Face à la réaction de ces travailleurs - il y a même eu des révoltes - les fazendeiros ont utilisé d’autres systèmes, comme celui de l’implantation de « colonies » à l’intérieur de leurs fazendas - le nom de « colons » donné aux immigrants ainsi installés avait ici le sens d’ »employés » et non le sens donné à ce mot pour ceux qui partaient d’Europe pour coloniser les nouvelles régions d’Amérique du Nord et d’Australie.

Il y a quand même eu des projets officiels de colonisation, à partir de 1870, financés par le gouvernement. Ces projets installaient cependant les colons dans des terres non propices à la production de café, avec l’intention de les faire se consacrer à la production de biens d’alimentation, tout en constituant des viviers de main-d’œuvre pour les producteurs de café. Ce système n’a cependant pas eu les résultats escomptés, même si il a quand même éloigné les travailleurs « libres » de la concurrence pour le contrôle de la terre.

Le contrôle sur les terres

En ce qui concerne ce contrôle, ceux qui détenaient le pouvoir politique ont alors fait, sur mesure, la Loi des terres : par l’application de cette loi les fazendeiros passaient de « l’esclavage des noirs à l’esclavage de la terre », d’après l’heureuse expression d’un spécialiste brésilien de cette question. Dans un régime de terre libre, le travail devait être esclave. Dans un régime de travail libre, la terre doit devenir esclave.

La terre jusqu’alors n’avait pas de valeur commerciale. Elle était abondante et obtenue facilement : soit par la simple occupation, soit gracieusement, par concession de la Couronne - par le système de sesmaria amené du Portugal au Brésil en 1530, et qui a pris fin seulement avec l’indépendance du Brésil en 1822, et qui a fait surgir une classe sociale privilégiée.

Donc, la loi n° 601, du 18 septembre 1850, dite Loi des terres, a donné de la valeur commerciale à la terre : elle n’était plus libre, elle devenait une marchandise, propriété de la Couronne, ou alors de ceux qui pouvaient montrer des titres de propriété légitimés par des notaires, à partir des « lettres de sesmaria » reçues de la Couronne ou des preuves « d’occupation pacifique et sans contestations ». À partir donc de 1850, ceux qui voulaient posséder des terres devraient les acheter, soit dans des ventes aux enchères faites par la Couronne - propriétaire de tout le territoire non encore occupé - soit à ceux qui les possédaient déjà. En fait, faciliter l’accès à la terre aurait rendu impossible de disposer de la main-d’œuvre de l’immigrant venu remplacer les esclaves.
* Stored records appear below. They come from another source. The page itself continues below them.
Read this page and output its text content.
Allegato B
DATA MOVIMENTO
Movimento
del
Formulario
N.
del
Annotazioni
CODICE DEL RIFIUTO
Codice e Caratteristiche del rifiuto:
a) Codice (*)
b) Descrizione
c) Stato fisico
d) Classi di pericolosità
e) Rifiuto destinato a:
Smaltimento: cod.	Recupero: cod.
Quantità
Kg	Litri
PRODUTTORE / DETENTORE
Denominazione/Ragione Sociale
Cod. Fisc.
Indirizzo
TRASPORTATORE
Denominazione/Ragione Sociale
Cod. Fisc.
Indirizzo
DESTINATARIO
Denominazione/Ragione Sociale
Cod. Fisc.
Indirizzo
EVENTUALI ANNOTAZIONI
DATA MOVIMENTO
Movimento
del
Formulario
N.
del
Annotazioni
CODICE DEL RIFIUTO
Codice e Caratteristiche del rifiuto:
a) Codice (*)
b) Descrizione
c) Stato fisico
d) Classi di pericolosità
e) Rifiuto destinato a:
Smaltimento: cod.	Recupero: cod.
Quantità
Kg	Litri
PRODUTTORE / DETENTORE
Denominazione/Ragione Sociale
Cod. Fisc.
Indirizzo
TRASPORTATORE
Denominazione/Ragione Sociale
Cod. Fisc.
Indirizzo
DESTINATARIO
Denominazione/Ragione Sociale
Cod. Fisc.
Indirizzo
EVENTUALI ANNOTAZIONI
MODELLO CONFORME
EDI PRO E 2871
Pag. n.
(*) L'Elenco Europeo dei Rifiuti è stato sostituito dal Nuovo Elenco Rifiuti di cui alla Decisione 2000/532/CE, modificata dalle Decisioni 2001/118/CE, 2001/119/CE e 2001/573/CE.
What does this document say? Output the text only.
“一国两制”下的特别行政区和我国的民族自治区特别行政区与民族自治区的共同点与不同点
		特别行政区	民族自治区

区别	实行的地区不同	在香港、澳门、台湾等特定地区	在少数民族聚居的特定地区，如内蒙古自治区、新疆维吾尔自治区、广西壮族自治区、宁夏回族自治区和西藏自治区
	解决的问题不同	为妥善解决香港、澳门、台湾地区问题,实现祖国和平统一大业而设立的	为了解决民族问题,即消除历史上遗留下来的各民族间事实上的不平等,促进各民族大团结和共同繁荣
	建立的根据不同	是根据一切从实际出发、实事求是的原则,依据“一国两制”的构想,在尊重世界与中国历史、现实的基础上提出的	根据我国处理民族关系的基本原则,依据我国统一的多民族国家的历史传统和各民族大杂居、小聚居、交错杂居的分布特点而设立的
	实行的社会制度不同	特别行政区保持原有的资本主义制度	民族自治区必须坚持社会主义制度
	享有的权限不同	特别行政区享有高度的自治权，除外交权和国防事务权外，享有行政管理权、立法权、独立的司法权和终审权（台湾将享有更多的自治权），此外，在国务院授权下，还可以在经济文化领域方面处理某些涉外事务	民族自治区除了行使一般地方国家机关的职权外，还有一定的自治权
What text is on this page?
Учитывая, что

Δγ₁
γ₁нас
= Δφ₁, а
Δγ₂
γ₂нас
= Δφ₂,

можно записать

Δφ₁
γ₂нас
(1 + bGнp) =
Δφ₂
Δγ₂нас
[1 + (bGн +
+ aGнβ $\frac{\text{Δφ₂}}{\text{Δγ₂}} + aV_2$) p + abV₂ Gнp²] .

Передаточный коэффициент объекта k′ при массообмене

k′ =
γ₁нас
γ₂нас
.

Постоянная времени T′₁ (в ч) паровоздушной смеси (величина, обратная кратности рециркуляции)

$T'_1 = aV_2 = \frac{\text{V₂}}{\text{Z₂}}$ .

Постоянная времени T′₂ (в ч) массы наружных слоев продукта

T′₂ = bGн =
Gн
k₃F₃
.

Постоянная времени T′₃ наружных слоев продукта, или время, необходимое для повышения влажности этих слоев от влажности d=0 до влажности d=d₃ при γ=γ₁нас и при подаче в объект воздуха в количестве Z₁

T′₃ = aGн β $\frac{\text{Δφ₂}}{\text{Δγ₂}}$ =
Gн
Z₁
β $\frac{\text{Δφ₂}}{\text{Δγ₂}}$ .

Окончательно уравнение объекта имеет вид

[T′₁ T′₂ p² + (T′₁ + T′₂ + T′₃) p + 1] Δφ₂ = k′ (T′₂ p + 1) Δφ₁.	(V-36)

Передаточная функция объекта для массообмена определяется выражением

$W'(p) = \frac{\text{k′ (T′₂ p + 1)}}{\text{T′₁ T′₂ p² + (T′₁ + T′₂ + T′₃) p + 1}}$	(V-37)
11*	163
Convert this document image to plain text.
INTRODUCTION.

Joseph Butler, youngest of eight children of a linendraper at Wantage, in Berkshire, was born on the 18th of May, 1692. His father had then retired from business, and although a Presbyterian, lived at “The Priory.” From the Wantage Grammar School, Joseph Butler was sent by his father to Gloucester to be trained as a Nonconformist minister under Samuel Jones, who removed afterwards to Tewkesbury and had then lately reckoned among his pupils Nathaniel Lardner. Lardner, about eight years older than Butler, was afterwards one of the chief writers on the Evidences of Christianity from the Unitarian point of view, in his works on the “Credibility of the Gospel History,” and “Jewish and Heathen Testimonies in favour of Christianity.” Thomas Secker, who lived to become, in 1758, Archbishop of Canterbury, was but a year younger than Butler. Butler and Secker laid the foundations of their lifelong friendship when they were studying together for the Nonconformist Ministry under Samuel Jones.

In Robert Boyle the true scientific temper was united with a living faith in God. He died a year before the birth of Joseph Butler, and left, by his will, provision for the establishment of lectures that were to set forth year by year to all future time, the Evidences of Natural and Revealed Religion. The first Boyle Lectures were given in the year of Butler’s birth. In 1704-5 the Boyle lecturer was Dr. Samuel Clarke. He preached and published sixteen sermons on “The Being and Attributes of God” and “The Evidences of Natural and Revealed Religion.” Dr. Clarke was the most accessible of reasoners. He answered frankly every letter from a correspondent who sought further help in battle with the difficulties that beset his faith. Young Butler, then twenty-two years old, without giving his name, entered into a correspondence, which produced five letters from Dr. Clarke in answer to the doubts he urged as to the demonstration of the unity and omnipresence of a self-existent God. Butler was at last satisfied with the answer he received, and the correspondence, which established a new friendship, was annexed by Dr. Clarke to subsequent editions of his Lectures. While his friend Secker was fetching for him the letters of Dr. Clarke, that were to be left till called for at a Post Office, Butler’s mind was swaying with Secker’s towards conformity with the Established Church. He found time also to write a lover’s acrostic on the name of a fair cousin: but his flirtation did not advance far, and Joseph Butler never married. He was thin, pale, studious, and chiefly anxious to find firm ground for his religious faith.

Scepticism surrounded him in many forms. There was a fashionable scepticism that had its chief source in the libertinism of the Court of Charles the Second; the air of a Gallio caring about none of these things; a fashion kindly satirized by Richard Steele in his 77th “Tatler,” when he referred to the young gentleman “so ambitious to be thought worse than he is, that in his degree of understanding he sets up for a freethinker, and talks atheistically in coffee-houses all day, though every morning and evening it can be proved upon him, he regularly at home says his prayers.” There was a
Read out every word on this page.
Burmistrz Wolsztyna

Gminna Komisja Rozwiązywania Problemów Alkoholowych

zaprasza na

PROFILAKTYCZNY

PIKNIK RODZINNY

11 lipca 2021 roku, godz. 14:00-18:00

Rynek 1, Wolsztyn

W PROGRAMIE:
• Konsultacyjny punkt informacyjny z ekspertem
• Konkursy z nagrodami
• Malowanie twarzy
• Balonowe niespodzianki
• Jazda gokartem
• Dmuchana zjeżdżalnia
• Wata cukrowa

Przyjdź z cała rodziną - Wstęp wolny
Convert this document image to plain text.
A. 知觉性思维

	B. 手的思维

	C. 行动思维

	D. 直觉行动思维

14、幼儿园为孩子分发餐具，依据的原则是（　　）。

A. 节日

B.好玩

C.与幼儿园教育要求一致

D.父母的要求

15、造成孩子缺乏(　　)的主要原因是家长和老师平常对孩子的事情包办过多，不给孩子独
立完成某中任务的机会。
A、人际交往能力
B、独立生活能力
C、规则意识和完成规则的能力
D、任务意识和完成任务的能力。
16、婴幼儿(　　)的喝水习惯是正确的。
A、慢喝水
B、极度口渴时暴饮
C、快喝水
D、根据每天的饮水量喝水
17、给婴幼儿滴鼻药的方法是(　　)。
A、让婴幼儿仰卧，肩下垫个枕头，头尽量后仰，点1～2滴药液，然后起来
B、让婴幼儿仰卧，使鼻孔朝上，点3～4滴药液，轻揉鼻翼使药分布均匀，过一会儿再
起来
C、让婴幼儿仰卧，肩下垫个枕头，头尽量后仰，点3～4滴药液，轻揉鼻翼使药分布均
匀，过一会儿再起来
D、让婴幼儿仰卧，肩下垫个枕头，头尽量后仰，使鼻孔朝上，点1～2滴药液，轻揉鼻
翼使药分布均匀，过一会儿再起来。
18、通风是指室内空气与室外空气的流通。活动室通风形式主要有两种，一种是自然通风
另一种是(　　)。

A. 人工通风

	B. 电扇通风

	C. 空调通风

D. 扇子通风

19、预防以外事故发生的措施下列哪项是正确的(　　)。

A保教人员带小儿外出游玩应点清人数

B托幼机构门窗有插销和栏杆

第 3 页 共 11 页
Un délai de quatre ans a été fixé pour obtenir des titres de propriété chez les notaires - période pendant laquelle les falsifications se sont multipliées, donnant lieu à des pratiques de corruption qui marquent jusqu’à aujourd’hui les questions de titularisation de terres au Brésil. Ces pratiques se sont d’ailleurs poursuivies jusqu’à la fin du siècle, facilitées par de nouvelles lois qui ont augmenté ce délai, particulièrement à São Paulo, lieu où l’expansion de la production de café était la plus forte.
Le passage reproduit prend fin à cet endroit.